Sophie Lu, an analyst for Bloomberg New Energy Finance, says the miners will keep on profiting as long as bitcoin’s price remains higher than $6,925. While it recently suffered a price drop following South Korea’s plans to further tighten regulations surrounding crypto trading (and perhaps even ban it), bitcoin is currently worth $13,738.
The 1400 percent rise in bitcoin’s price last year has seen a greater demand for electricity to run mining computers in the country.
Mining bitcoins can use a lot of electricity, but the low costs in China— from $0.03 to $0.13 per kilowatt hour—make it profitable even if the price drastically drops.
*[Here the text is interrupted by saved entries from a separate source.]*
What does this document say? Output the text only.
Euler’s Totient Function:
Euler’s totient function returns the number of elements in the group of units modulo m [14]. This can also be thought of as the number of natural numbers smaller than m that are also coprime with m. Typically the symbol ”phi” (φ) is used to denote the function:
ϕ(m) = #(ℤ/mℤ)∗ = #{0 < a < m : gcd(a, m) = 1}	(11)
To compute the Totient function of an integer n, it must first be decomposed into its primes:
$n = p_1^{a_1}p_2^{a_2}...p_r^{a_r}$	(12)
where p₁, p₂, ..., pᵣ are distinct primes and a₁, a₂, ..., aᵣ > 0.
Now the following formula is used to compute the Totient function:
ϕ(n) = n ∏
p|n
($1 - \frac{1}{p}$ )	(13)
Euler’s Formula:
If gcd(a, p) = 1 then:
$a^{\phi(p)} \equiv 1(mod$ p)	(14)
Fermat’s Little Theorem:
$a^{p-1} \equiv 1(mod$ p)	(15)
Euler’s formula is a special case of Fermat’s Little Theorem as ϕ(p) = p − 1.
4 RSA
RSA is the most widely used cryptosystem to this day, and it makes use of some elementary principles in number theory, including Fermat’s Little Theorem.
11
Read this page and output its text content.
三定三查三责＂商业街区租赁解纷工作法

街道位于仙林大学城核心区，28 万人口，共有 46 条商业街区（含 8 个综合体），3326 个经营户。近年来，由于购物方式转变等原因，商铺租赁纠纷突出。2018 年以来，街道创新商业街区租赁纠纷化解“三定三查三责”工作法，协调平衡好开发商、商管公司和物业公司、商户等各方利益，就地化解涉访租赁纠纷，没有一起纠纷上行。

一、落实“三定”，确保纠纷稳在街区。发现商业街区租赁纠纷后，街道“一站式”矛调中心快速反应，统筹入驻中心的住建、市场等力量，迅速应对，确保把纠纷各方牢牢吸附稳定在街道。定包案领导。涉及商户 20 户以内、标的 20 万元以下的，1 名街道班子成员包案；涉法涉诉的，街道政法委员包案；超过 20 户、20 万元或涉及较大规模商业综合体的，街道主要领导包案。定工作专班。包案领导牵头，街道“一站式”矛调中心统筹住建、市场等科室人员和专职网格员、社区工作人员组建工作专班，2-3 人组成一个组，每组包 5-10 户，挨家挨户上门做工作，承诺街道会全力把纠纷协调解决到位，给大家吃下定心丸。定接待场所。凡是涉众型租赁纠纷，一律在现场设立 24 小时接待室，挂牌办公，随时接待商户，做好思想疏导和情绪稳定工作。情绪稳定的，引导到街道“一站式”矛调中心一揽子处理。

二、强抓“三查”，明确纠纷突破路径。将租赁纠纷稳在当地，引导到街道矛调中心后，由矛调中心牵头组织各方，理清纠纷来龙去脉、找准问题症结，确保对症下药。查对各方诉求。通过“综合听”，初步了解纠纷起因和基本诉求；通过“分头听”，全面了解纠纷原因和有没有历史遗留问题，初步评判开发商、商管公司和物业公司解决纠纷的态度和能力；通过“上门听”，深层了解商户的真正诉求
The overcapacity of the power-generating sector has enabled the lowest rates, which could allow miners to break even at a bitcoin value of $3689.
Electricity needed for bitcoin mining rose to around 20.5 terawatt-hours a year by the end of 2017. That’s more than half of the 38 terawatt-hours of power used each year by the world’s biggest traditional mining company, BHP Billiton.
Despite China being home to the world’s largest community of bitcoin miners, they only use 0.2 percent of the country’s annual electricity production, or 15.4 terawatt hours, according to the report.
Earlier this month, the People’s Bank of China (PBOC) asked local authorities to regulate bitcoin miners’ power usage to slowly reduce the scale of their production. If this happens, it’s likely that the miners will just move to new regions.